Dans l’ombre de mes pupilles, est un charmant duo avec Pauline de Tarragon (qui est issue aussi de la même émission). La guitare et les deux voix se croisent et se complètent à merveille. L’intime est là. Dans la proximité entre l’interprète et l’oreille qu’on lui prête. La voix est douce, posée et proche. Les mots (et maux) sont universels . Le pacte est scellé. Dans ce premier album qui mêle l’anglais au français, on trouve au détour de Pour Bubz une adorable déclaration d’amour, juste en guitare-voix (« je t’aime comme un ado, la même passion, le même idiot »).
Mathieu Saikaly choisit l’évidence. S’il a tout écrit et composé, il a confié la réalisation à Yann Arnaud (Jeanne Cherhal, Maissiat). Côté arrangements, la guitare acoustique prédomine tout au long de l’album. D’ailleurs, elle a une part importante dans les interludes opérés (Instrumental #1 et Instrumental #3 – le #2 étant présent sur l’EP). Ces deux parenthèses instrumentales viennent rompre le confort d’écoute qu’un album de chansons offre à son auditeur, pour notre plaisir.
De cette fabrication maison, il ne nous reste une fois le quatorzième titre fini qu’une impression. Ce premier album, aller simple pour une bulle hors du temps, donne furieusement envie d’être amoureux et que l’été n’en finisse jamais.
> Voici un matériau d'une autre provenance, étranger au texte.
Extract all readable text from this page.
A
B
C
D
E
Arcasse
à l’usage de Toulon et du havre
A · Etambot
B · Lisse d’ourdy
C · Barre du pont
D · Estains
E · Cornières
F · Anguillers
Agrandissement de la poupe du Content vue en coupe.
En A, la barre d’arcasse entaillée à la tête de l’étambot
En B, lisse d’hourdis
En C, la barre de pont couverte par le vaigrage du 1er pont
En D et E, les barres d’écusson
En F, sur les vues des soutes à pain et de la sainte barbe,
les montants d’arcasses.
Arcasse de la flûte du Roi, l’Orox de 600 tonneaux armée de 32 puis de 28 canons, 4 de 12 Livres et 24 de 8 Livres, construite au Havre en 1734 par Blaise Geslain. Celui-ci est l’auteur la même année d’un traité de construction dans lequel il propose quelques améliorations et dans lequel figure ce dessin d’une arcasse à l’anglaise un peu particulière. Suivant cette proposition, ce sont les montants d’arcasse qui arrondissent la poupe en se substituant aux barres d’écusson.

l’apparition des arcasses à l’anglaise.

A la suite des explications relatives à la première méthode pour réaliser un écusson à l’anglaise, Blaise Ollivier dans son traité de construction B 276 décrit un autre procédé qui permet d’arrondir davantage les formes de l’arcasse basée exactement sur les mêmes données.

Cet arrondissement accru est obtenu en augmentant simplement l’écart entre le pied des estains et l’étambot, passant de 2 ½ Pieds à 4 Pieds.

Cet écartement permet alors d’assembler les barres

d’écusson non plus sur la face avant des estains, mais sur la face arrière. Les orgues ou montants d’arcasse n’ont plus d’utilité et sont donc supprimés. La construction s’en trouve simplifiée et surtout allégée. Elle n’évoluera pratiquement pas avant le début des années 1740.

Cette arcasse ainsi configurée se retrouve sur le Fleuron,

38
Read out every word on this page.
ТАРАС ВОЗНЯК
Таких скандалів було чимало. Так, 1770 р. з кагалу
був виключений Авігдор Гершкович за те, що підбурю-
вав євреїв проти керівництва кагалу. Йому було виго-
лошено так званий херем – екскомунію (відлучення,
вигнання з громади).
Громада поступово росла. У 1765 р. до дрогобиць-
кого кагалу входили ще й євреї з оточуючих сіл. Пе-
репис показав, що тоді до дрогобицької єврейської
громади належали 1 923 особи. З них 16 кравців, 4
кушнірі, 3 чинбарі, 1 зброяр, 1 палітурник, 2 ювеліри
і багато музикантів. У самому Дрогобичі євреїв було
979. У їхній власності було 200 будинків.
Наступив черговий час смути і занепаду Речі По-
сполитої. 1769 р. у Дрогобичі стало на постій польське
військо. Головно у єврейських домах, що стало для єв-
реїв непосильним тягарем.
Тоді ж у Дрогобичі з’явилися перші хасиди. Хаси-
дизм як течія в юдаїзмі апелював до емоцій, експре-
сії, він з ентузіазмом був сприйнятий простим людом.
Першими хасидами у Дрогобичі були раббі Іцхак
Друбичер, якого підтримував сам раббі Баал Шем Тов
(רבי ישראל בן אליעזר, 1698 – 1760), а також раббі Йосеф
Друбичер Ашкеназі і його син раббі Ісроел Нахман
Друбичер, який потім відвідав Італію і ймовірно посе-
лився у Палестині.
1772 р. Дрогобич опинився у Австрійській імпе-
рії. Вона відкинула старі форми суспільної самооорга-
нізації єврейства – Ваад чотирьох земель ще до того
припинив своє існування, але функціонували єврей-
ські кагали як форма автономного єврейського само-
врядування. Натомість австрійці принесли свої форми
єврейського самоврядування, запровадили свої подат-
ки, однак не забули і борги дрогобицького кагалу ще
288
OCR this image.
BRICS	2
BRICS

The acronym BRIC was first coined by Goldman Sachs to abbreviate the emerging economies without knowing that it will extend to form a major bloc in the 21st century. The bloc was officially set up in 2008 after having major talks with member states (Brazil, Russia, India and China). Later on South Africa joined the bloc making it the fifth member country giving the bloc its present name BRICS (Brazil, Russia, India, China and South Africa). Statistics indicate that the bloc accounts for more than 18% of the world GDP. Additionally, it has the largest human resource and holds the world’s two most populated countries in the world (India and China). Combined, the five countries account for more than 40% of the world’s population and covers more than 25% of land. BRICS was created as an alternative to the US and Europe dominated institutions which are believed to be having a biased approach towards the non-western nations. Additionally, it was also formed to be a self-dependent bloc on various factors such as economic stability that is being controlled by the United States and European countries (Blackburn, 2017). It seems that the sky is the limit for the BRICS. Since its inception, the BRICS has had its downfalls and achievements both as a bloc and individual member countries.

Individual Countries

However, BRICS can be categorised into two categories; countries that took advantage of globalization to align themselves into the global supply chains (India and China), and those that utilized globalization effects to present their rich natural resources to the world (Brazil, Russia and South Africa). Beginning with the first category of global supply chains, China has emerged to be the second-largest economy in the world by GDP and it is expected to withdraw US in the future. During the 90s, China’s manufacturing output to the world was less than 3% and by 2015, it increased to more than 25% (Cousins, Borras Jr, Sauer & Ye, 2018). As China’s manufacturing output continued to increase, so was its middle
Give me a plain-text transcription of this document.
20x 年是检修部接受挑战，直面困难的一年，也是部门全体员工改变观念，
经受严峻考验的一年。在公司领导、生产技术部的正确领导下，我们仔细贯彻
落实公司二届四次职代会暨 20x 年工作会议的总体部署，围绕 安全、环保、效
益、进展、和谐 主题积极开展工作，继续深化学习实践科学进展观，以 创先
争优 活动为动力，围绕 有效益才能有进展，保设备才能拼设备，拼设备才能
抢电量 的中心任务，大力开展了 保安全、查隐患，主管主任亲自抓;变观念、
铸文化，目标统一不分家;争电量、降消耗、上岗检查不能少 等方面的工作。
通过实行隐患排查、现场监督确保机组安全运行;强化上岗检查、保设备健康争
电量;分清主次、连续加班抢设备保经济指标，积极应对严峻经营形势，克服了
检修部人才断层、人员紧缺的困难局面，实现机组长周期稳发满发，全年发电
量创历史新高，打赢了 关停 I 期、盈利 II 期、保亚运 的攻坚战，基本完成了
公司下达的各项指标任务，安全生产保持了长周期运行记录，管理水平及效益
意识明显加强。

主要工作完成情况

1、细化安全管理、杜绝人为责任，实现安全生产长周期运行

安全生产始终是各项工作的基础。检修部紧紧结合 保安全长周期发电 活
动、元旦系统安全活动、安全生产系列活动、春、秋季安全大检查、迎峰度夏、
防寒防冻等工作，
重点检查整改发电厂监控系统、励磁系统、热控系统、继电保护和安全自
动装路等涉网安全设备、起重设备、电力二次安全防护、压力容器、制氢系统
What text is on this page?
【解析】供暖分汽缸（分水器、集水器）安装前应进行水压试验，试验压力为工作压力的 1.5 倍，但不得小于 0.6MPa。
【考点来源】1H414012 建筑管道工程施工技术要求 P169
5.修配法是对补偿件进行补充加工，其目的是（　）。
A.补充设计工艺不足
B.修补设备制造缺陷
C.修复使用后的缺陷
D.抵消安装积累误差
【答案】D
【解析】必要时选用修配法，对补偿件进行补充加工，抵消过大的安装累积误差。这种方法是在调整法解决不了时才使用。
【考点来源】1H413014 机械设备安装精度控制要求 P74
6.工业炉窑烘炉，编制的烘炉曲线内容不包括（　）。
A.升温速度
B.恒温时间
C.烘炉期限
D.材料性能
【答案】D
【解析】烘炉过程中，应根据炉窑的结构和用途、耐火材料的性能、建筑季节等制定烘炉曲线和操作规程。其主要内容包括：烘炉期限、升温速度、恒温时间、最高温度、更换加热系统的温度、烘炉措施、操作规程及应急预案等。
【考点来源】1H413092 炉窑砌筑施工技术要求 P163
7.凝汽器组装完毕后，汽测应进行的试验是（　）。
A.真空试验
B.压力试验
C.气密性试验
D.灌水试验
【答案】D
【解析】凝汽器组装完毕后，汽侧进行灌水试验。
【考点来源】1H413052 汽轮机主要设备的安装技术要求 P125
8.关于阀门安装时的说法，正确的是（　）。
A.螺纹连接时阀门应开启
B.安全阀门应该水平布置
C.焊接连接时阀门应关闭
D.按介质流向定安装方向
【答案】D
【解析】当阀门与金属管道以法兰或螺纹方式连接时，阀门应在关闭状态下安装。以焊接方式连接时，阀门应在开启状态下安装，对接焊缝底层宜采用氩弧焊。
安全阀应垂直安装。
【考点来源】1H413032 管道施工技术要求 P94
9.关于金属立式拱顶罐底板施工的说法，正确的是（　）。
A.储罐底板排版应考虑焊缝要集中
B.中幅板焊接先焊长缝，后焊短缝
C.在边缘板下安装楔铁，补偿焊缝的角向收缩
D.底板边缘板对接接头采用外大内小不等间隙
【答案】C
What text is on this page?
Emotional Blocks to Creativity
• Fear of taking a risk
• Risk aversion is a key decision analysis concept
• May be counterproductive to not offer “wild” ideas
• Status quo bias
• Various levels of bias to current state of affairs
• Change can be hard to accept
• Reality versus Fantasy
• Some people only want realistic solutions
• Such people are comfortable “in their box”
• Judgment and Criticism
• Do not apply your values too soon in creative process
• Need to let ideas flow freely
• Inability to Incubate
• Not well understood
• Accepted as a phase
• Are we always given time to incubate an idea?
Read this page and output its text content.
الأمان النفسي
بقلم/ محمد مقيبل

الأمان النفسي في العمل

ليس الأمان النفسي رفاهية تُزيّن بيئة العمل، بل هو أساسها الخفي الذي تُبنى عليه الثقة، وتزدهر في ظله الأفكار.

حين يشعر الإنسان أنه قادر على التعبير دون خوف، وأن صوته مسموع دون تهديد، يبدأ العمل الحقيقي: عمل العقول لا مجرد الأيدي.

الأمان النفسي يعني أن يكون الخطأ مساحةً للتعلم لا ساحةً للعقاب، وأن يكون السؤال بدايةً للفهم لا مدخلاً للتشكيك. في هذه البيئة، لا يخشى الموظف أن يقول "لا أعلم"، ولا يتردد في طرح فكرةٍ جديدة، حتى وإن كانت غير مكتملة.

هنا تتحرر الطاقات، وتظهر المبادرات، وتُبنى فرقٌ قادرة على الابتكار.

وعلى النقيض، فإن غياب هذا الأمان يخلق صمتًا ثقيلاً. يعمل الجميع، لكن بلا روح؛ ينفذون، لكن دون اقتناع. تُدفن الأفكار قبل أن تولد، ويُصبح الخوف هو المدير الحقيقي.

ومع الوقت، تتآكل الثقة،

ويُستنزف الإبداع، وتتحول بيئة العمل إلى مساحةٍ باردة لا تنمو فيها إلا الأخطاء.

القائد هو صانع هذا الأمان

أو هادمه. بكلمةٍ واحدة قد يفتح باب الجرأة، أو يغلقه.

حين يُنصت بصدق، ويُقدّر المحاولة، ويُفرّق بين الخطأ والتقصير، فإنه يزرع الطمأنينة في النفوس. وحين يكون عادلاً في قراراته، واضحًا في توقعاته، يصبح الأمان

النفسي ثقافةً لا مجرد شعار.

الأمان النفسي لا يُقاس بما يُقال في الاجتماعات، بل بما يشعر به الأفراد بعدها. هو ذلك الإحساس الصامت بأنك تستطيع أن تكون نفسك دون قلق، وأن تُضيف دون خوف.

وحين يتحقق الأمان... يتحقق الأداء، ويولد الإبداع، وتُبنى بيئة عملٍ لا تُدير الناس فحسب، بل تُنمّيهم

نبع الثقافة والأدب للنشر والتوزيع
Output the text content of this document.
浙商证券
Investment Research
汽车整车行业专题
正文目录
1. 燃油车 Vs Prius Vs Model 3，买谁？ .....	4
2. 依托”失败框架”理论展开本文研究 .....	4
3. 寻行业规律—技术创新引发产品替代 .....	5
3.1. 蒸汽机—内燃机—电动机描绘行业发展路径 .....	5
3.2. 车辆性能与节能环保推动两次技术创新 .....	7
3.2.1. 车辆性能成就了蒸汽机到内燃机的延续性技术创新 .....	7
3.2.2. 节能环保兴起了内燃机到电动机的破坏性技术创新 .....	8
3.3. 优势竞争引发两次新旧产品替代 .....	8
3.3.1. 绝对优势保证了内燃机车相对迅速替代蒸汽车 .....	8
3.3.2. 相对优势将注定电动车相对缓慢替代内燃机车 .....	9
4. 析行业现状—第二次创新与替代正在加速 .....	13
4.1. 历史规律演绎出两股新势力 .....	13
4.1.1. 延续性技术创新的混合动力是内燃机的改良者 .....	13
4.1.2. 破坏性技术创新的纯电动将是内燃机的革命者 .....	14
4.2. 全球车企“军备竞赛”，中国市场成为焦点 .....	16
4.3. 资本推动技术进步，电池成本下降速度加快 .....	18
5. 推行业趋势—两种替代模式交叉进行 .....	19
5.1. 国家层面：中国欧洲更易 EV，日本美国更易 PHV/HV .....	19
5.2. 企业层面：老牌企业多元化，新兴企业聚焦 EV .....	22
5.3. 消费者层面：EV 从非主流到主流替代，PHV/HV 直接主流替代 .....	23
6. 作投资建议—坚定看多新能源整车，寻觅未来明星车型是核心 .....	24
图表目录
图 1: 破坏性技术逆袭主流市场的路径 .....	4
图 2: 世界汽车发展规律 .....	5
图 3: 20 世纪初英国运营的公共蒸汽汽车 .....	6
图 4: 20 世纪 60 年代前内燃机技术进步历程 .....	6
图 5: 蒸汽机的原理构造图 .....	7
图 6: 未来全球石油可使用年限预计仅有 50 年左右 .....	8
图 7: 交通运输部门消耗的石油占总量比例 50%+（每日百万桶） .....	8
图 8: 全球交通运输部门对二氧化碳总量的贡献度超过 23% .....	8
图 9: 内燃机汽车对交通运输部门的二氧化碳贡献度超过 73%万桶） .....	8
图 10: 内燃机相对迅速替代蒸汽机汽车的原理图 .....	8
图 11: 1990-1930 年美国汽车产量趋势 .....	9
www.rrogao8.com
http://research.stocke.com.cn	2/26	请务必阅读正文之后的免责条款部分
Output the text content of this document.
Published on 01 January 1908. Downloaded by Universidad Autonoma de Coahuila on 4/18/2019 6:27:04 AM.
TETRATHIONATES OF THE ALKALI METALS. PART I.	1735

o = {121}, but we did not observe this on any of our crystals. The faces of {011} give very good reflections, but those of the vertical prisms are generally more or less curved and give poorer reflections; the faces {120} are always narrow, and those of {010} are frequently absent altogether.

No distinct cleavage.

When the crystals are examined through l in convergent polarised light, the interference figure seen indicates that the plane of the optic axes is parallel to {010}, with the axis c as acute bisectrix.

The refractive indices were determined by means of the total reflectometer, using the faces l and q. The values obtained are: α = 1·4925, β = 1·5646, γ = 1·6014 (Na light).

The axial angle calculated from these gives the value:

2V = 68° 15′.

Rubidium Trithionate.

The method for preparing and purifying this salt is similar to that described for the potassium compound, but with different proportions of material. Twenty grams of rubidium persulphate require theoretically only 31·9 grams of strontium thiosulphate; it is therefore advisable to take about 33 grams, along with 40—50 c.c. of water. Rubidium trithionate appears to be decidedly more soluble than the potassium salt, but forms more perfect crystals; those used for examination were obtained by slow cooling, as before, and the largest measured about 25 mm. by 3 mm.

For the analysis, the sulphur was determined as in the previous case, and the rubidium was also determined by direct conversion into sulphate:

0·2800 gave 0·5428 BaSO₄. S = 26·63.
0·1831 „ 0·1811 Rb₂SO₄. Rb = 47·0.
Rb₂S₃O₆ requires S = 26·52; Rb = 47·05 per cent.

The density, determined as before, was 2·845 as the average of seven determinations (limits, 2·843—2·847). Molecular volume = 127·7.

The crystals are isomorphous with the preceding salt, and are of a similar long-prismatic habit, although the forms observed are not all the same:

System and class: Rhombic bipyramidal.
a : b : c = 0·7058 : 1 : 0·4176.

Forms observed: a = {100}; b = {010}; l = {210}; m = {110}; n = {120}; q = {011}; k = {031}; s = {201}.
Le véritable poison dans cette affaire n’est pas la sève de la berce du Caucase, mais bel et bien ces quatorze morceaux, dont il sera difficile de se passer.
Ça tombe bien, à la rentrée, il poursuivra sa tournée solo avec une prochaine date à Paris au Café de la Danse le 5 octobre prochain.
Par ailleurs, il est aussi lauréat du prix du festival d’Avignon Off avec Nicolas Rey pour leur spectacle « Et vivre était sublime ».